For the best model obtained in the previous part, do a residual analysis (this will be three or about six plots, depending on how you count them).

Do you see any problems in your residual plots, or not? Explain briefly.

Construction projects

How long does it take to complete a large construction project? This might depend on a number of things. In one study of this issue, fifteen construction projects were investigated (as a random sample of “all possible construction projects”). Five variables were measured:

time taken to complete the project (days)
size of the contract (thousands of dollars)
number of work days affected by bad weather
whether or not there was a worker’s strike during the construction (1 = yes, 0 = no)
number of subcontractors involved in the project.

Subcontractors are people like electricians, plumbers, and so on, that are hired by the company overseeing the whole project to complete specific jobs. A large project might have a number of subcontractors coming in at different times to do parts of the work.

The data are in http://ritsokiguess.site/datafiles/construction.csv.

Read in and display (some of) the data.

Fit a suitable regression, predicting the response variable from everything else, and display the results.

Build a good model for predicting completion time, using backward elimination with \(\alpha = 0.10\). Describe your process.

For your best model, obtain a full set of residual plots. This means:

residuals vs fitted values
normal quantile plot of residuals
residuals vs each of the explanatory variables (all of them, not just the ones in your final model).

Comment briefly on your plots, and how they support the regression being basically satisfactory (or not, if you think it’s not). You may assume that all the data values were correctly recorded.

Writing a function to do wide \(t\)-test

The way we know how to run a two-sample \(t\)-test is to arrange the data “long”: that is, to have one column with all the data in it, and a second column saying which of the two groups each data value belongs to. However, sometimes we get data in two separate columns, and we would like to make a function that will run the \(t\)-test on data in this form.

As an example, suppose we have data on student test scores for some students who took a course online (asynchronously), and some other students who took the same course in-person.
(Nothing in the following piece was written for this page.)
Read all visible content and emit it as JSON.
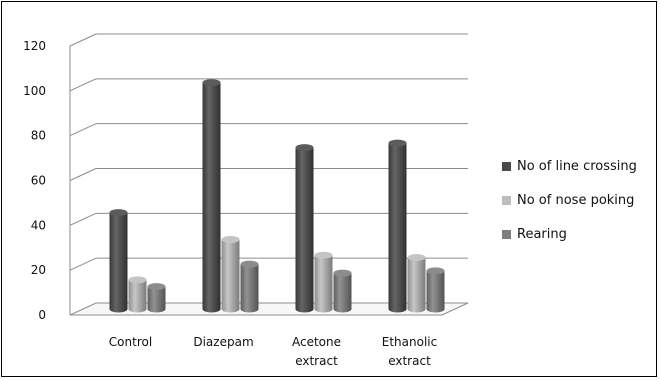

The students who took the course online scored 32, 37, 35, 28; the students who took the course in-person scored 35, 31, 29, 25. (There were actually a lot more students than this, but these will do to test with.)

Enter these data into two vectors called online and classroom respectively.

Using the two vectors you just made, make a dataframe with those two vectors as columns, and rearrange it to be a suitable input for t.test. Hint: you might find everything() useful in your rearrangement. When you have everything suitably rearranged, run a two-sample \(t\)-test (two-sided, Welch). What P-value do you get?

Write a function that takes two vectors as input. Call them x and y. The function should run a two-sample (two-sided, Welch) \(t\)-test on the two vectors as input and return the output from the \(t\)-test.

Test your function on the same data you used earlier, and verify that you get the same P-value.

Modify your function to return just the P-value from the \(t\)-test, as a number.

Test your modified function and demonstrate that it does indeed return only the P-value (and not the rest of the \(t\)-test output).

What happens if you input two vectors of different lengths to your function? Explain briefly what happened. Does it still make sense to do a \(t\)-test with input vectors of different lengths? Explain briefly. Hint: if you plan to render your document, make sure the top line inside your code chunk says #| error: true.

Modify your function to allow any inputs that t.test accepts. Demonstrate that your modified function works by obtaining a pooled \(t\)-test for the test score data.